Da sich die Standorte der Wetterstationen und die Messpraktiken im Laufe der Zeit ändern, ist die Interpretation der spezifischen jährlichen globalen Mitteltemperaturunterschiede mit einigen Unsicherheiten behaftet. Unter Berücksichtigung dieser Tatsache schätzt die NASA, dass die globale mittlere Veränderung im Jahr 2019 mit einer Genauigkeit bis 0,1 Grad Fahrenheit und einer Sicherheit von 95 % vorliegt. Die Wetterdynamik beeinflusst zudem oft die regionalen Temperaturen, so dass nicht jede Region der Erde ähnlich stark erwärmt wurde.
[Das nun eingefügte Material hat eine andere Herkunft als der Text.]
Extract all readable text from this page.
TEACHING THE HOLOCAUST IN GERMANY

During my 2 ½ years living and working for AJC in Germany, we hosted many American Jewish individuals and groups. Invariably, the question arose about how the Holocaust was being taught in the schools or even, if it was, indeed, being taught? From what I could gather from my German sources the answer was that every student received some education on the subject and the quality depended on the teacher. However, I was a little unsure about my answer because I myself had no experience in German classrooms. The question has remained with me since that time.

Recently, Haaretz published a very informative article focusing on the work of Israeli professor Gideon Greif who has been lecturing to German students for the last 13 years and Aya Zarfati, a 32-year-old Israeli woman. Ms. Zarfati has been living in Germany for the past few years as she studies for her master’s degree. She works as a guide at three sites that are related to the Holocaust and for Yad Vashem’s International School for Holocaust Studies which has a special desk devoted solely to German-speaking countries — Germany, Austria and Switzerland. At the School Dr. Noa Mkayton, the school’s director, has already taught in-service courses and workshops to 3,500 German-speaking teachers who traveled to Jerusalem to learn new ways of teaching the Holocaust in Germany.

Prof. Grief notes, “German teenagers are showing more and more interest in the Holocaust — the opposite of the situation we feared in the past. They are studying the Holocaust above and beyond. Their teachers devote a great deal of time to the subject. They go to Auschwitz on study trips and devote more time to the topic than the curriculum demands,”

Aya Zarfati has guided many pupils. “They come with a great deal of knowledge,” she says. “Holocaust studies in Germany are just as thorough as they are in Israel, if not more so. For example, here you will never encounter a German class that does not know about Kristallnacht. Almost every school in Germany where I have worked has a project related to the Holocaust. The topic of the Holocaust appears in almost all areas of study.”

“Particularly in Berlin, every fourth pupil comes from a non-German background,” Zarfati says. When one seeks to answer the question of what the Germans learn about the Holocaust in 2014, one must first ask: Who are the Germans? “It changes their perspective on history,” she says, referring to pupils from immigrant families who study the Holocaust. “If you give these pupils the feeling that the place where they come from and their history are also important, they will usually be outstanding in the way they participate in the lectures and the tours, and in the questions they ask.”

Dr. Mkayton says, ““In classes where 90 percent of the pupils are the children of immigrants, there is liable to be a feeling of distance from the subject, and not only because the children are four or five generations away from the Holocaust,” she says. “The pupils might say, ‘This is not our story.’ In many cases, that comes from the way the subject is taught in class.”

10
Die NOAA fand heraus, dass die Jahresmitteltemperatur 2019 für die zusammenhängenden 48 Vereinigten Staaten die 34.wärmste in den Aufzeichnungen war, was ihr eine Klassifizierung „wärmer als der Durchschnitt“ verleiht. Die arktische Region hat sich seit 1970 etwas mehr als dreimal so schnell erwärmt wie der Rest der Welt.

Steigende Temperaturen in der Atmosphäre und im Ozean tragen zu den anhaltenden Massenverlusten aus Grönland und der Antarktis und zur Zunahme einiger Extremereignisse wie Hitzewellen, Waldbrände, intensive Niederschläge bei. Die Temperaturanalysen der NASA umfassen Oberflächen-Temperaturmessungen von mehr als 20.000 Wetterstationen, schiffs- und bojengestützten Beobachtungen der Meeresoberflächen-Temperaturen sowie Temperaturmessungen von antarktischen Forschungsstationen. Diese In-situ-Messungen werden mit einem Algorithmus analysiert, der die unterschiedlichen Abstände der Temperaturstationen rund um den Globus und städtische Wärmeinseleffekte berücksichtigt, die die Schlussfolgerungen verzerren könnten. Diese Berechnungen ergeben die Abweichungen der globalen Durchschnittstemperatur von der Basisperiode 1951 bis 1980.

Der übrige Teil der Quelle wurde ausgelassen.